The players include subprime lenders like Countrywide Financial, which loaned money to pretty much anyone while the housing market was soaring, and major investment banks like Lehman Brothers, Bear Stearns, Morgan Stanley, and so on and so on. The banks packaged the mortgages and then sold them to other banks, pension funds, hedge funds, and an array of so-called "sophisticated" investors.

But, there are aspects to this thing that make me think that the announcement Tuesday, "men with guns" moment that it was, was not as much of an epiphany as meets the eye.

The first thing that occurred to me when I heard about this was: Why am I hearing about this?

When the F.B.I. talks about investigations of economic crimes, as opposed to kidnappings or terrorist attacks, it usually talks at the end of an investigation, not the beginning of one.
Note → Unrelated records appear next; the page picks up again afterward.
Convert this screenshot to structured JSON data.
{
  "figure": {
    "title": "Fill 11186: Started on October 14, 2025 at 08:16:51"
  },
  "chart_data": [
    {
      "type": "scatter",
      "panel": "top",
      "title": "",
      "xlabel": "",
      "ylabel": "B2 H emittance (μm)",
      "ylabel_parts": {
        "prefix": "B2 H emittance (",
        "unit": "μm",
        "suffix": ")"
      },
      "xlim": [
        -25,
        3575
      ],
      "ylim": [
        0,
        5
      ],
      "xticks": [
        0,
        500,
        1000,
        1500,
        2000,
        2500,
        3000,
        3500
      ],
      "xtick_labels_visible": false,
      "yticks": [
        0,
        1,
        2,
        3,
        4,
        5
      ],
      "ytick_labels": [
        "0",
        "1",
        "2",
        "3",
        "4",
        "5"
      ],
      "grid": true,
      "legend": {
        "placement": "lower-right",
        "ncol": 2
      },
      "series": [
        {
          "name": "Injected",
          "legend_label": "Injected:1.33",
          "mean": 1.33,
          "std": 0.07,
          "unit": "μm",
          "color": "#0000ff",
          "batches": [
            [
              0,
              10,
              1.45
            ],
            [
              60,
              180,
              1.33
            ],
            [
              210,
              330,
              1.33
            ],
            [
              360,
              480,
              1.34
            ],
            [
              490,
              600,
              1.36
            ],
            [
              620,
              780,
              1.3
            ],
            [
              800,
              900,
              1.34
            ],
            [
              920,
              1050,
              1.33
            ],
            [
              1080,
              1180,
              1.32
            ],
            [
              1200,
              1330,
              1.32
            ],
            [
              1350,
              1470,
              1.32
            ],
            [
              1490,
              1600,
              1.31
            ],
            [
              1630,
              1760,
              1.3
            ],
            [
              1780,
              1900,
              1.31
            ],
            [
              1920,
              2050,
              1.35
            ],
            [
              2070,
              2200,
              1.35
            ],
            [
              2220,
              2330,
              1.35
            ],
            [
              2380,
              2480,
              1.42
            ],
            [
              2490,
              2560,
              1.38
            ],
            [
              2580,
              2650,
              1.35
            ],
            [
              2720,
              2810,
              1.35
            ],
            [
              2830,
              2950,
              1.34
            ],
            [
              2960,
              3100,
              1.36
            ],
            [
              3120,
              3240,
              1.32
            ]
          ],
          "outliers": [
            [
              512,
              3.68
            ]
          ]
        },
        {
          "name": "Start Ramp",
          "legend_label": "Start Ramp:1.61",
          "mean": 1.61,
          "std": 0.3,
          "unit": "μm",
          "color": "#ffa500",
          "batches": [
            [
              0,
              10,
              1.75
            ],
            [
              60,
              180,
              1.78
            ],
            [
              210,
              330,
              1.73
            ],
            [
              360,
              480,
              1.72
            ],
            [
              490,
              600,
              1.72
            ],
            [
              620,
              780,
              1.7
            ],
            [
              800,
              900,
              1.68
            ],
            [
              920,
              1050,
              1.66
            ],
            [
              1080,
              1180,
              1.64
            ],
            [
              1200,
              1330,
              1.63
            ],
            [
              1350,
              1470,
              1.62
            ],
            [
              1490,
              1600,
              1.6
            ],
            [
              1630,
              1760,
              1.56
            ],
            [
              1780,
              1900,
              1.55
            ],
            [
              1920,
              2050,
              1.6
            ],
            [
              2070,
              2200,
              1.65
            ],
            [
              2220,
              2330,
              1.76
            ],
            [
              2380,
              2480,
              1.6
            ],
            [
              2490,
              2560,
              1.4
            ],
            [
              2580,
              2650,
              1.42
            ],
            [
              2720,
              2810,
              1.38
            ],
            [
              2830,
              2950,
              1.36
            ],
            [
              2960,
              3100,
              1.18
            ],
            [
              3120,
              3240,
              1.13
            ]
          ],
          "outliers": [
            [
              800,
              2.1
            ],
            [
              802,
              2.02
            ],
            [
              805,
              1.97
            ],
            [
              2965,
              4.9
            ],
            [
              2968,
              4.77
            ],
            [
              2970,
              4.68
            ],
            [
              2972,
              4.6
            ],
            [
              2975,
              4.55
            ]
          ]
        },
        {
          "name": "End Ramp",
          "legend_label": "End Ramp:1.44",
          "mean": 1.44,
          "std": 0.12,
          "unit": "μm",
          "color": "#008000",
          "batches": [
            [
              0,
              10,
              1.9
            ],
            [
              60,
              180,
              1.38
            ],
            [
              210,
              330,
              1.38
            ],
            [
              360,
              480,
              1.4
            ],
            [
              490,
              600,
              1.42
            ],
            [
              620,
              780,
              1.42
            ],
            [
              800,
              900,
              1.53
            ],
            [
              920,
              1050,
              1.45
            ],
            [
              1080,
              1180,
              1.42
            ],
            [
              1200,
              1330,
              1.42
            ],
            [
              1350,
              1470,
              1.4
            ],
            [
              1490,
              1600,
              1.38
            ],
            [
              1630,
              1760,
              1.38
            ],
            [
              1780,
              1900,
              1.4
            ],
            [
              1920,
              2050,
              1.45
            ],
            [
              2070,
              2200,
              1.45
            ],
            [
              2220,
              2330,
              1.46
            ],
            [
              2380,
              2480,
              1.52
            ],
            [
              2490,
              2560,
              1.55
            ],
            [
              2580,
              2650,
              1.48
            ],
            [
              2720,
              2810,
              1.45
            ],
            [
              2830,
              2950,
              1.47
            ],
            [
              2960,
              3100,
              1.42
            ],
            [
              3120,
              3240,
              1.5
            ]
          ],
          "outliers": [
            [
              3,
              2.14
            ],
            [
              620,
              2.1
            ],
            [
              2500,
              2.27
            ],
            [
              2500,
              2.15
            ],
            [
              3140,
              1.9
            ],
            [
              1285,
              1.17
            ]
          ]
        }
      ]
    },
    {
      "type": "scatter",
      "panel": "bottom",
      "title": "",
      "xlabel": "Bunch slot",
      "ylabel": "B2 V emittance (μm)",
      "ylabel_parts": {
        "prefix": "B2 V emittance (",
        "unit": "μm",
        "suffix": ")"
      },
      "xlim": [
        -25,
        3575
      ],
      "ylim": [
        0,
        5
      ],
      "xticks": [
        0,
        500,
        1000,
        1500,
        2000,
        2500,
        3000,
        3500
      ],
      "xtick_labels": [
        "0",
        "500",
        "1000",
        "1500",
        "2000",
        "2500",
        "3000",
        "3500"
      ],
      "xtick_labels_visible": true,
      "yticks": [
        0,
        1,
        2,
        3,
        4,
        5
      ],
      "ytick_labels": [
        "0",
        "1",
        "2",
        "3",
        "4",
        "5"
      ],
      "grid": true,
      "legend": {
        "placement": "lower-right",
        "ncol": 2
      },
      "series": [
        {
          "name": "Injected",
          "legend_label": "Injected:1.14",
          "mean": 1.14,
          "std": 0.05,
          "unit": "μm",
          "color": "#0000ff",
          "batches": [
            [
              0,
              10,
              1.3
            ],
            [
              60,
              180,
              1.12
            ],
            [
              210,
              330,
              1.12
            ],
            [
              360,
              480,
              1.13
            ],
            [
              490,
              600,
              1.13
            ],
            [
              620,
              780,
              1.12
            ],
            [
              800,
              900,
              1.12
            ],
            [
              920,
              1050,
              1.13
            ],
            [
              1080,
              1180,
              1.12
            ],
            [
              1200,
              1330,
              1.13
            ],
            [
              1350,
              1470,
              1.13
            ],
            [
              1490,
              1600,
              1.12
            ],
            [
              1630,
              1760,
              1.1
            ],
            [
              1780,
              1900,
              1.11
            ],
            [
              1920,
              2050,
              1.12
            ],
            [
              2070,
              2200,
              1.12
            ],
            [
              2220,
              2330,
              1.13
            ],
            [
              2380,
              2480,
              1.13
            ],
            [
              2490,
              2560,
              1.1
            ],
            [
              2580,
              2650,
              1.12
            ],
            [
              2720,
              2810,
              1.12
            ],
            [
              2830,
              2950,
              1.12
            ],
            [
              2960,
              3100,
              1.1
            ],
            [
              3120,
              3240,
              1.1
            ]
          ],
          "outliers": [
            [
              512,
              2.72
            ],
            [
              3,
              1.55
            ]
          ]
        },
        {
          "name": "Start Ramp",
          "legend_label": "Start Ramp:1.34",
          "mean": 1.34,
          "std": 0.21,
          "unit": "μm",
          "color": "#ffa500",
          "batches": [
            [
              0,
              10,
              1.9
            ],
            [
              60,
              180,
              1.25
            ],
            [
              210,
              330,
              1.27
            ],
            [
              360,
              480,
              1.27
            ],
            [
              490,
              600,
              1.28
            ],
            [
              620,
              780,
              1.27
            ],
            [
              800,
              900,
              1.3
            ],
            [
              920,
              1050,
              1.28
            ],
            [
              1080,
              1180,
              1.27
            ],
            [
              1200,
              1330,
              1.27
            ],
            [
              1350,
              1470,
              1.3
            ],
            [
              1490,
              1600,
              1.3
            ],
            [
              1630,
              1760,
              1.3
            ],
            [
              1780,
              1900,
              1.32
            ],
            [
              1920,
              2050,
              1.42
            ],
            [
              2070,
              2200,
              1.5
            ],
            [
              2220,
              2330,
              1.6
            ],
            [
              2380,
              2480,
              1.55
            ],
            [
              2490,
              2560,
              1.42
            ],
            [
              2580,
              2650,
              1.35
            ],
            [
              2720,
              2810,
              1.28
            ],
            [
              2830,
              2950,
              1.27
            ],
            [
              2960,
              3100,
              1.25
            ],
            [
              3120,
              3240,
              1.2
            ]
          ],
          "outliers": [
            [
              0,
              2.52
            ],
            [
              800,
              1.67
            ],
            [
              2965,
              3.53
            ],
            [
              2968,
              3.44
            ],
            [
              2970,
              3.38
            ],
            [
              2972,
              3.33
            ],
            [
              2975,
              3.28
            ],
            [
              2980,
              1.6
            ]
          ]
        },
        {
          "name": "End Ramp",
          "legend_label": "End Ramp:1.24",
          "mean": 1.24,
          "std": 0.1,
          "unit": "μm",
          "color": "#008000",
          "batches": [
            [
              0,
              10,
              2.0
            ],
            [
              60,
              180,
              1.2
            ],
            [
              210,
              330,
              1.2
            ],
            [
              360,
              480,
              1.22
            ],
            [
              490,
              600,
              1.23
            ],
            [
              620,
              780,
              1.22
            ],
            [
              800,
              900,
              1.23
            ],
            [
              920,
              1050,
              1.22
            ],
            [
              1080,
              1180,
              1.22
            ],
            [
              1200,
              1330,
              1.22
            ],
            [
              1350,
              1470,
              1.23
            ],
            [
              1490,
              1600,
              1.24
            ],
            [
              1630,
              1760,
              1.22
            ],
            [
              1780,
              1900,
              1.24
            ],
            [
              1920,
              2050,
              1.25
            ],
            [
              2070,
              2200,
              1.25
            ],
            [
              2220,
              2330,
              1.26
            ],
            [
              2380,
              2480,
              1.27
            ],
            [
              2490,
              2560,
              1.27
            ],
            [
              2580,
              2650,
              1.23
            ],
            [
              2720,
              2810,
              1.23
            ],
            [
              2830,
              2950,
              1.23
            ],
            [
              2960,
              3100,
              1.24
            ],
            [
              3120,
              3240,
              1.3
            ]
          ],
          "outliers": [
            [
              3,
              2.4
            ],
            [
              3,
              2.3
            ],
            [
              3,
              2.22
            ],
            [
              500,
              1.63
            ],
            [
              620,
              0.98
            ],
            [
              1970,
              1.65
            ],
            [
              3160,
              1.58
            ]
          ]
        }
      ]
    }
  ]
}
At such a time it may say "the investigation is continuing" or some such, but that is about as far as it goes. This usually takes place at a press conference at which all the agencies involved, even peripherally, have a moment in front of the cameras.

Evidently the F.B.I. didn't feel it was tipping off any miscreants by announcing the "unnamed 14" investigated "corporations." No wonder. The subprime mess is an unbelievably massive economic conundrum, in which the list of potential suspects is something you'd usually find in an Oliver Stone movie.

The possibilities are endless. When Wall Street packages things that it does not entirely understand—in this case, instruments consisting of mortgage loans to working-class stiffs whose terms they didn't understand either—you have a recipe for disaster.